Все страдание в мире
Происходит от желания счастья для себя.
ШАНТИДЭВА

ОКЕАН И ВОЛНЫ

На самом деле ничего «плохого» с нами не происходит. 
Но опытное переживание погруженности в мир
и принадлежности к нему способно кого угодно потрясти до 
основания и привести в замешательство. 
В ответ на бескомпромиссное совершенство 
проявленной реальности в нас могут пробудиться чувства незащищенности, 
уязвимости, неполноты, несоответствия или потерянности'. 
Поэтому большинство религий скорее проповедуют уход от мира, чем  
призывают к проникновению в сущность этого потрясения и замешательства.  
Но на самом деле в природе нашего мира нет ничего «дурного» или «неправильного». Нет ничего «дурного» и нашем чувственном восприятии.
С точки зрения дзогчена ни в чем нет ничего дурного: все 
сущее как оно есть — совершенно. Но откуда, в таком случае, берется это 
ощущение «неправильности»? Что это за чувство неполноты и каково его происхождение?

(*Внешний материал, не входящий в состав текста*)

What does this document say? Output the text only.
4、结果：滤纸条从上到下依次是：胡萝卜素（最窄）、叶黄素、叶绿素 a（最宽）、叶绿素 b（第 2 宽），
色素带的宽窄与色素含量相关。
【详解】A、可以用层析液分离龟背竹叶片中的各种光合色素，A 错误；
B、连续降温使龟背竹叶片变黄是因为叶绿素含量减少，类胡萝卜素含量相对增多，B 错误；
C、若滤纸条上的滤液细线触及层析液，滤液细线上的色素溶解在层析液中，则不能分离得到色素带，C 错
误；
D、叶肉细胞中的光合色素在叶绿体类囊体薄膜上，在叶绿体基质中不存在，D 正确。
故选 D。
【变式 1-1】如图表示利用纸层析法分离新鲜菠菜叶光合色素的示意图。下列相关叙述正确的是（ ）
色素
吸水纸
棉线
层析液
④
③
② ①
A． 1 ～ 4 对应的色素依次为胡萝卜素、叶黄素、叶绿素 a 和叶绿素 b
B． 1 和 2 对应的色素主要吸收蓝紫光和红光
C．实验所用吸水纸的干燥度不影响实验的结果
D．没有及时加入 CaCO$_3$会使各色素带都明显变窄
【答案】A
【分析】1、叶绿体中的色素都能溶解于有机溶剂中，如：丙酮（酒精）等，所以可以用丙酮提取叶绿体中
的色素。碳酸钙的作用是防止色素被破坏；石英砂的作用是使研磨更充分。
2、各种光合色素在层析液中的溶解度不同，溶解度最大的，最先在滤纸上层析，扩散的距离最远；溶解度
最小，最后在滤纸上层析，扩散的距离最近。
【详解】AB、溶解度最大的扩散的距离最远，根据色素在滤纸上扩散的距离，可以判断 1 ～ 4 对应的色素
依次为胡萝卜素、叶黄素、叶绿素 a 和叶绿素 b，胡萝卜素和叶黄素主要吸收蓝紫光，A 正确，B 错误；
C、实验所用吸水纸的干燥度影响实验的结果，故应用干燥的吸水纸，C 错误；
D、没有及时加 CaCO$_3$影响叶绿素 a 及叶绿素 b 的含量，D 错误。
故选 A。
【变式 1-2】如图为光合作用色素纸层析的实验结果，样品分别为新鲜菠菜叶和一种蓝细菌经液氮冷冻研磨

Пытаясь установить, что же «не так с окружающим миром, с нашим телом или  
с полем нашего восприятия, мы можем обозначить эту «неправильность» лишь в соотнесении с неким ощущением «правильности». 
Для этого необходимо некое беспроблемное или утопическое представление 
о том, «как все должно обстоять на самом деле».
На первый взгляд может показаться, что подобная утопия должна 
заключать в себе некий намек на просветление... однако в своих 
представлениях об утопии мы, как правило, отвергаем реальность нашего  
истинного положении, а следовательно, создаем всего лишь очередную дуалистическую конструкцию. 
Дуалистической она оказывается потому , что в ходе ее построения мы  
проецируем на реальность теоретическую схему разделения на «чистое» и «нечистое». 
Но возможен и другой подход к пониманию реальности. Выйдя за пределы 
противоположностей — таких, как грех и святость, мирское и священное, боль  
и отсутствие боли, невежество и знание, путаница и ясность, сансара и 
нирвана, мы сможем уловить образ нашей ситуации, реальность которой пребывает вне поляризованных параметров.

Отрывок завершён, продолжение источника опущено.